Re: Spectrum Analyzer Question


David Berlind
 

Hi everyone. I am the member who originally kicked this topic off and wanted to say thank you for all the information that you've provided to me. You've once again demonstrated to me how incredibly valuable this forum is and how wonderfully generous many of you are with your time and expertise and even your gear. Even if you didn't provide me with all the details for me to fully comprehend your answers, you provided me with enough so that Google could help me do the rest (in most cases). I've received several messages off-forum offering to donate their gear to me if I can pick up (unfortunately all out of reasonable driving reach for me). But thank you so much for your offers. Here are some things I learned:

1. The expense associated with spectrum analyzers is not an anomaly associated with some of the for sale listings that I originally spotted. As Dennis T pointed out, this may turn out to be the most expensive acquisition in my lab. This is OK with me. It may just mean I wait longer than I originally hoped to save up for one.
2. Resolution bandwith (RBW, an acronym I did not know prior to this conversation) will matter to my application (for example to observe sidebands and the various mixer by products).
3. As a greenhorn looking to get his feet wet with spectrum analysis, I might be better off with the economically attractive software defined radio (SDR) option or the nanoVNA approach. I've been using Google with various degrees of success to understand exactly how both work as potential substitutes. I would not have known to look for these before.
4. That I should experiment with the FFT option of my TDS 680B oscilloscope as a part of my exploration (something that I would never have thought to do)
5. That I have to take extra special care when using a spectrum analyzer -- that it's super easy to make a mistake and blow up the sensitive inputs.
6. That some spectrum analyzers have so much packed into a small space that fixing a used one can be very challenging. It's something to think about before acquiring a used device that may be in need of immediate service because of its age
7. There are important differences between the various Tek 7000 plug-in SAs that should be appreciated before just buying any one of them and there are other manufacturers of SAs worth considering. I'll stop there since this is the Tek forum (and am glad someone moved a fork of the conversation over to the HP/Agilent forum for an equally educational conversation of alternative options).

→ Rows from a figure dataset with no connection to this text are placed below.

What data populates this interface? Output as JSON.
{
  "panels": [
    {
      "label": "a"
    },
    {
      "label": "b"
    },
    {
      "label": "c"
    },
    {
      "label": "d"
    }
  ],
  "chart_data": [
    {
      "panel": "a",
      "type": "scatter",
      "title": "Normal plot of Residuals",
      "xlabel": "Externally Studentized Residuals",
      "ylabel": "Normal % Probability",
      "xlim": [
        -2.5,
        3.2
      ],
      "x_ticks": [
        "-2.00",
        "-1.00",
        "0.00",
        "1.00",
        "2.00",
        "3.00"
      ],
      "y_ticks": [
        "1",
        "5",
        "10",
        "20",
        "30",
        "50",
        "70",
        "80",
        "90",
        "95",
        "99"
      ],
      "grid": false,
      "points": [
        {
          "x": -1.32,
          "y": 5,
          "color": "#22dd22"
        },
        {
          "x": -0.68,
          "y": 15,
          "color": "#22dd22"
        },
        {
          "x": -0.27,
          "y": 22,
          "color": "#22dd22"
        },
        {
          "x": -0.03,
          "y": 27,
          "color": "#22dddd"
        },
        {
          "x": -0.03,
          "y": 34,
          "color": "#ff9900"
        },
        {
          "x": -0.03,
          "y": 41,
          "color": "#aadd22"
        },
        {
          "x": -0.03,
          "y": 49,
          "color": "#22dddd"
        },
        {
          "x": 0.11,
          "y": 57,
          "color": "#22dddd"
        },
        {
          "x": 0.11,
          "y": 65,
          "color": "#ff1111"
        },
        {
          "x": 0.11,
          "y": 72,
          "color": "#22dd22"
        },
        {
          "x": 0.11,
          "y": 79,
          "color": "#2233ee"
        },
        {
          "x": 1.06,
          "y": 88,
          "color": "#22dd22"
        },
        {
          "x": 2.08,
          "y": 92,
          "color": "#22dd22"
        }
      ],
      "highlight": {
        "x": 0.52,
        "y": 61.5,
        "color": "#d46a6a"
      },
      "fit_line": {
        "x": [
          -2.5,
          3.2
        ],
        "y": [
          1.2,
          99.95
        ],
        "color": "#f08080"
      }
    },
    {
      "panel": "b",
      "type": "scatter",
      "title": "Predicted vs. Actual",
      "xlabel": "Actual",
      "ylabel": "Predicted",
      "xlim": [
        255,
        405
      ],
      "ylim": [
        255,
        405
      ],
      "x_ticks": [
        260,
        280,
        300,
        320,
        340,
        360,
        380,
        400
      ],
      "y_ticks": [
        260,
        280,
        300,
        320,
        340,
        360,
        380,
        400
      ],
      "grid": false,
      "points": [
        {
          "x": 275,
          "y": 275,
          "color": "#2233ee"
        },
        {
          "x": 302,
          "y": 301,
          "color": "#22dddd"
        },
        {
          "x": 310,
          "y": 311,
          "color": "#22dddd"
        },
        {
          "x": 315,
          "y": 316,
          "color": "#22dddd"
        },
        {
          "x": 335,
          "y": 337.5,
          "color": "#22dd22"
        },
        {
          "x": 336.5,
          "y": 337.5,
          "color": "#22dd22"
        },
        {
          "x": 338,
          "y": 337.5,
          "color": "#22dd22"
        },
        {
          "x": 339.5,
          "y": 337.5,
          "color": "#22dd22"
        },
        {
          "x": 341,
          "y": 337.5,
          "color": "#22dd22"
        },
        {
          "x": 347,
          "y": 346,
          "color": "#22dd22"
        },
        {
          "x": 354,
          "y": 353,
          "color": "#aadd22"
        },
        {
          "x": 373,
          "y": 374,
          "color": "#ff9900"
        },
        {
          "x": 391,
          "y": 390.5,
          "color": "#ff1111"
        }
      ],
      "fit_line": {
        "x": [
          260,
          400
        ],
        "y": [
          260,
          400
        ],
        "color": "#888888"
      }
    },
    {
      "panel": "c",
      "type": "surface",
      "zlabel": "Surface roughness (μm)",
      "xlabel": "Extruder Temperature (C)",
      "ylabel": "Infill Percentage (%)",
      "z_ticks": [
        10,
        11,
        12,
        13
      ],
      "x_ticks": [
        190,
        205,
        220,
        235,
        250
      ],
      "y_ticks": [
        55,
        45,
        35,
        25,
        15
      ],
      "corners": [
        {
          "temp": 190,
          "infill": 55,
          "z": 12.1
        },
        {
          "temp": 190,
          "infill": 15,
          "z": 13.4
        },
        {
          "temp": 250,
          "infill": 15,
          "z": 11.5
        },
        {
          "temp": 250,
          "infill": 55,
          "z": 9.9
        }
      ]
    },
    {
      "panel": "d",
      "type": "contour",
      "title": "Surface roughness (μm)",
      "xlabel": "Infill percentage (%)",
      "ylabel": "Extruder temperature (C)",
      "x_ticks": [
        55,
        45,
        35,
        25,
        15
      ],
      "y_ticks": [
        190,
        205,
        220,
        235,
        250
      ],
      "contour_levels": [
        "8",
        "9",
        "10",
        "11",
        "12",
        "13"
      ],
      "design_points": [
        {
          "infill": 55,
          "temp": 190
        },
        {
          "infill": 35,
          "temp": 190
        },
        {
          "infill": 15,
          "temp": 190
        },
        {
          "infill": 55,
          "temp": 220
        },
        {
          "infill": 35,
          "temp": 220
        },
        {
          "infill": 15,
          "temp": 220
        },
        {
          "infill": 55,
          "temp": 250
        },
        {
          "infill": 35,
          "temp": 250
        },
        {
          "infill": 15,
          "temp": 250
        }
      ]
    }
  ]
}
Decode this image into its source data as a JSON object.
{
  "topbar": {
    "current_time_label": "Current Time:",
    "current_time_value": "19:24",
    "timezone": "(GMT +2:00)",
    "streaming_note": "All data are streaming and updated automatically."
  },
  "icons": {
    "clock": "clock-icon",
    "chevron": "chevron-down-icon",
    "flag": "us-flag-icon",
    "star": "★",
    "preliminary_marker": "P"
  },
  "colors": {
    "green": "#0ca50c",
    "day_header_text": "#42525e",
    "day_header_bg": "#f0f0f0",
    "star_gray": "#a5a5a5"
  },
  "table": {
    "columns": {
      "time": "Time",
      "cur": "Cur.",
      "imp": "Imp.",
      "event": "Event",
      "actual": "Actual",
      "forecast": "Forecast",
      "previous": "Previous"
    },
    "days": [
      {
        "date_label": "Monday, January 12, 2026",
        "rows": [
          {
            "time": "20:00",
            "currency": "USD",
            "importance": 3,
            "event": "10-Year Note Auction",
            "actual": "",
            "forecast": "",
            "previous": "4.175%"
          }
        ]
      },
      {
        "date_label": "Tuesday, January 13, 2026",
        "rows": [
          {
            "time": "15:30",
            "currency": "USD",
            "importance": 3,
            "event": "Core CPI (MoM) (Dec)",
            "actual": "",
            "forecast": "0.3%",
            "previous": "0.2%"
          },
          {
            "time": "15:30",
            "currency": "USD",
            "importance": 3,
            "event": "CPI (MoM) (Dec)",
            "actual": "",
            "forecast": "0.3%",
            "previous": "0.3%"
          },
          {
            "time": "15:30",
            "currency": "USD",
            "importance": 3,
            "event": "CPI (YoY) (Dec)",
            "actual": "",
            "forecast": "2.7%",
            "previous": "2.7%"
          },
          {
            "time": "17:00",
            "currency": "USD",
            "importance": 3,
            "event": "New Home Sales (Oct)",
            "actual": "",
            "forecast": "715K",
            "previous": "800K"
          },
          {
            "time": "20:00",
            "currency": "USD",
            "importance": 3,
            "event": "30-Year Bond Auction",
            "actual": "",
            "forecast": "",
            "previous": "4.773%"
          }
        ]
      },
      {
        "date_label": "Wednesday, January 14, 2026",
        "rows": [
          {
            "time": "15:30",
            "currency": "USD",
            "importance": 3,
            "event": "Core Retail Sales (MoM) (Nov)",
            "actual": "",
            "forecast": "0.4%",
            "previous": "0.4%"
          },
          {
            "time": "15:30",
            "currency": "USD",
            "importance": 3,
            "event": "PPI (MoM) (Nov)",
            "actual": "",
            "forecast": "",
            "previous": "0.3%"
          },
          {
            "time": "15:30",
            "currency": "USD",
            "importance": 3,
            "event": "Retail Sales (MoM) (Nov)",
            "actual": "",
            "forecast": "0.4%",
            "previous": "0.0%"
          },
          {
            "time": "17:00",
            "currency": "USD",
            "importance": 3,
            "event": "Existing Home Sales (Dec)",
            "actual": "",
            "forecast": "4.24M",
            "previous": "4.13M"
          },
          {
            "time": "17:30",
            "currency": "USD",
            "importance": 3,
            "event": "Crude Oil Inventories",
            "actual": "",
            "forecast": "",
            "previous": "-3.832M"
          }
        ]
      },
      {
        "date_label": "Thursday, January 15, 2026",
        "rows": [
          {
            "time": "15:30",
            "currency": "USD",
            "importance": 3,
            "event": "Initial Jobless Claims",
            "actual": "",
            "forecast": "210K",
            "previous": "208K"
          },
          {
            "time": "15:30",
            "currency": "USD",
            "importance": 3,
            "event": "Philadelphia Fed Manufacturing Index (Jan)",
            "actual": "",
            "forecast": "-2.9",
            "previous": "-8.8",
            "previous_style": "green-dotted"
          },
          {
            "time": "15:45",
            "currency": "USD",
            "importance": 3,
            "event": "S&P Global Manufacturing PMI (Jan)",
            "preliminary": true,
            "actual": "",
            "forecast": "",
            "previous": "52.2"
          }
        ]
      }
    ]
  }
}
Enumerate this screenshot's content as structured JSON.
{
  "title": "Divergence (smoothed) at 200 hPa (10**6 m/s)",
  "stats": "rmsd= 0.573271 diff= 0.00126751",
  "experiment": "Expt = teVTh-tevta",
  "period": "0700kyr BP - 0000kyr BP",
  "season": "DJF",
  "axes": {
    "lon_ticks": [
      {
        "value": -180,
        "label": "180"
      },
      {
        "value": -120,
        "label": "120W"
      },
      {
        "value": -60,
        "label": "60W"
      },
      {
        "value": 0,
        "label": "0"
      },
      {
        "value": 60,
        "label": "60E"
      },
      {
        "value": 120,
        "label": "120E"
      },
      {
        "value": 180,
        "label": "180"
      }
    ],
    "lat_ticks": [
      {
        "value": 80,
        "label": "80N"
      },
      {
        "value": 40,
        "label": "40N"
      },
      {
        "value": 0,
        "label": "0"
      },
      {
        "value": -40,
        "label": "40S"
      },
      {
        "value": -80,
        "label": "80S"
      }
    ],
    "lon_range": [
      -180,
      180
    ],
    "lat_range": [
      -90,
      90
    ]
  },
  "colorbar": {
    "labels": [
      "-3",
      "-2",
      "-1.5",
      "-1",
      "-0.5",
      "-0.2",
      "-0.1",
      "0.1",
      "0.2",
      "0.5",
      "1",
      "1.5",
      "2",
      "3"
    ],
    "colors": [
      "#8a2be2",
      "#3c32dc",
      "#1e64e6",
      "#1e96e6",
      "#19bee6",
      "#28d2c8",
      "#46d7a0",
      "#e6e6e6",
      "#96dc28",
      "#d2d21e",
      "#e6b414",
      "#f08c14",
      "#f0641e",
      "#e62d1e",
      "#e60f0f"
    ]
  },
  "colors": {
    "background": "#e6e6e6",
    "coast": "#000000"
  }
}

I could go on, but hopefully you get the point. Ever since joining this forum, its members have been so helpful in helping me to advance my understanding of electronics even when I don't know what it is I don't know. Not just in answer my posts, but other posts too. Yes, through a Tektronix lens which is fine since I now have six Tek scopes and a 577 curve tracer. It's also fine because I realize that some of the most knowledgeable electronics experts in the world are right here on this forum. The Tektronix pedigree is amazing. In addition to being thankful, I've done some to pay it forward, given away some plug-ins and parts to other members, and helped in other ways. I only hope it's enough given what I've gotten out of it.

Thanks again to all you. I will continue my SA studies because of your help and maybe a few years from now, I'll be able to help some other new member find their way with a new endeavor.